In Tylor’s _Primitive Culture_ we find the following American examples of animistic ideas concerning water. “Who makes this river flow?” asks the Algonquin hunter in a medicine song, and his answer is, “The spirit, he makes this river flow.” In any great river, or lake, or cascade, there dwell such spirits, looked upon as mighty manitus. Thus Carver mentions the habit of the Red Indians, when they reached the shores of Lake Superior or the banks of the Mississippi, or any great body of water, to present to the spirit who resides there some kind of offering; this he saw done by a Winnebago chief who went with him to the Falls of St. Anthony. Franklin saw a similar sacrifice made by an Indian, whose wife had been afflicted with sickness by the water-spirits and who accordingly to appease them tied up in a small bundle a knife and a piece of tobacco and some other trifling articles, and committed them to the rapids. On the river-bank the Peruvians would scoop up a handful of water and drink it, praying the river deity to let them cross or to give them some fish, and they threw maize into the stream as a propitiating offering. Even to this day the Indians of the Cordilleras perform the ceremonial sip before they will pass a river on foot or horseback, just as the Hindus and Parsis throw cocoanuts and flowers and sugar.

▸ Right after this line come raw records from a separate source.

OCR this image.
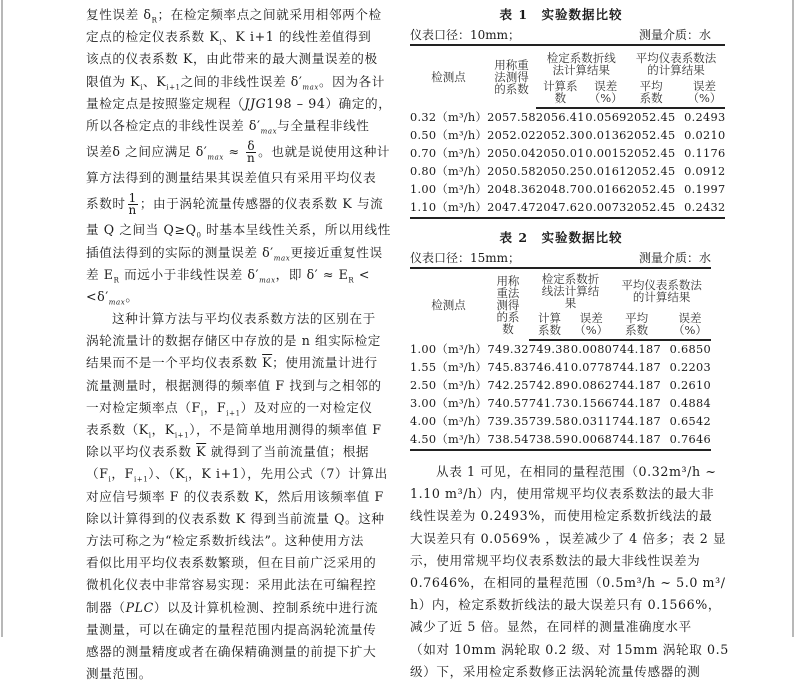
复性误差 $\delta_R$；在检定频率点之间就采用相邻两个检
定点的检定仪表系数 $K_i$、K i+1 的线性差值得到
该点的仪表系数 K，由此带来的最大测量误差的极
限值为 $K_i$、$K_{i+1}$之间的非线性误差 $\delta'_{max}$。因为各计
量检定点是按照鉴定规程（JJG198 – 94）确定的，
所以各检定点的非线性误差 $\delta'_{max}$与全量程非线性
误差δ 之间应满足 $\delta'_{max} \approx \frac{\delta}{n}$ 。也就是说使用这种计
算方法得到的测量结果其误差值只有采用平均仪表
系数时 $\frac{1}{n}$ ；由于涡轮流量传感器的仪表系数 K 与流
量 Q 之间当 $Q\ge Q_0$ 时基本呈线性关系，所以用线性
插值法得到的实际的测量误差 $\delta'_{max}$更接近重复性误
差 $E_R$ 而远小于非线性误差 $\delta'_{max}$，即 $\delta' \approx E_R$ <
$<\delta'_{max}$。
这种计算方法与平均仪表系数方法的区别在于
涡轮流量计的数据存储区中存放的是 n 组实际检定
结果而不是一个平均仪表系数 $\overline{K}$；使用流量计进行
流量测量时，根据测得的频率值 F 找到与之相邻的
一对检定频率点（$F_i$，$F_{i+1}$）及对应的一对检定仪
表系数（$K_i$，$K_{i+1}$），不是简单地用测得的频率值 F
除以平均仪表系数 $\overline{K}$ 就得到了当前流量值；根据
（$F_i$，$F_{i+1}$）、（$K_i$，K i+1），先用公式（7）计算出
对应信号频率 F 的仪表系数 K，然后用该频率值 F
除以计算得到的仪表系数 K 得到当前流量 Q。这种
方法可称之为“检定系数折线法”。这种使用方法
看似比用平均仪表系数繁琐，但在目前广泛采用的
微机化仪表中非常容易实现：采用此法在可编程控
制器（PLC）以及计算机检测、控制系统中进行流
量测量，可以在确定的量程范围内提高涡轮流量传
感器的测量精度或者在确保精确测量的前提下扩大
测量范围。
表 1　实验数据比较
仪表口径：10mm；	测量介质：水
检测点	用称重法测得的系数	检定系数折线法计算结果		平均仪表系数法的计算结果	
		计算系数	误差（%）	平均系数	误差（%）
0.32（m³/h）	2057.58	2056.41	0.0569	2052.45	0.2493
0.50（m³/h）	2052.02	2052.30	0.0136	2052.45	0.0210
0.70（m³/h）	2050.04	2050.01	0.0015	2052.45	0.1176
0.80（m³/h）	2050.58	2050.25	0.0161	2052.45	0.0912
1.00（m³/h）	2048.36	2048.70	0.0166	2052.45	0.1997
1.10（m³/h）	2047.47	2047.62	0.0073	2052.45	0.2432
表 2　实验数据比较
仪表口径：15mm；	测量介质：水
检测点	用称重法测得的系数	检定系数折线法计算结果		平均仪表系数法的计算结果	
		计算系数	误差（%）	平均系数	误差（%）
1.00（m³/h）	749.32	749.38	0.0080	744.187	0.6850
1.55（m³/h）	745.83	746.41	0.0778	744.187	0.2203
2.50（m³/h）	742.25	742.89	0.0862	744.187	0.2610
3.00（m³/h）	740.57	741.73	0.1566	744.187	0.4884
4.00（m³/h）	739.35	739.58	0.0311	744.187	0.6542
4.50（m³/h）	738.54	738.59	0.0068	744.187	0.7646
从表 1 可见，在相同的量程范围（0.32m³/h ~
1.10 m³/h）内，使用常规平均仪表系数法的最大非
线性误差为 0.2493%，而使用检定系数折线法的最
大误差只有 0.0569% ，误差减少了 4 倍多；表 2 显
示，使用常规平均仪表系数法的最大非线性误差为
0.7646%，在相同的量程范围（0.5m³/h ~ 5.0 m³/
h）内，检定系数折线法的最大误差只有 0.1566%，
减少了近 5 倍。显然，在同样的测量准确度水平
（如对 10mm 涡轮取 0.2 级、对 15mm 涡轮取 0.5
级）下，采用检定系数修正法涡轮流量传感器的测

Tylor also gives the following African rites of water-worship. In the East, among the Wanika, every spring has its spirit, to which oblations are made. In the West, in the Akra district, lakes, ponds and rivers received worship as local deities. In the South, among the Kafirs, streams are venerated as personal beings, or the abodes of personal deities, as when a man crossing a river will ask leave of its spirit, or having crossed will throw in a stone; or when the dwellers by a stream will sacrifice a beast to it in time of drought, or, warned by illness in the tribe that their river is angry, will cast into it a few handfuls of millet or the entrails of a slaughtered ox. Not less strongly marked, says Tylor, are such ideas among the Tartar races of the north. Thus the Ostyaks venerate the river Ob, and when fish is scanty will hang a stone about a rein-deer’s neck and cast it in for a sacrifice. Among the Buræts, who are professing Buddhists, the old worship may still be seen at the picturesque little mountain lake of Ikeougoun, where they come to the wooden temple on the shore to offer sacrifices of milk and butter and the fat of the animals which they burn on the altars.
It is not necessary to overlay this chapter with countless other European and Indian examples. We shall examine these more fully in the subsequent chapters.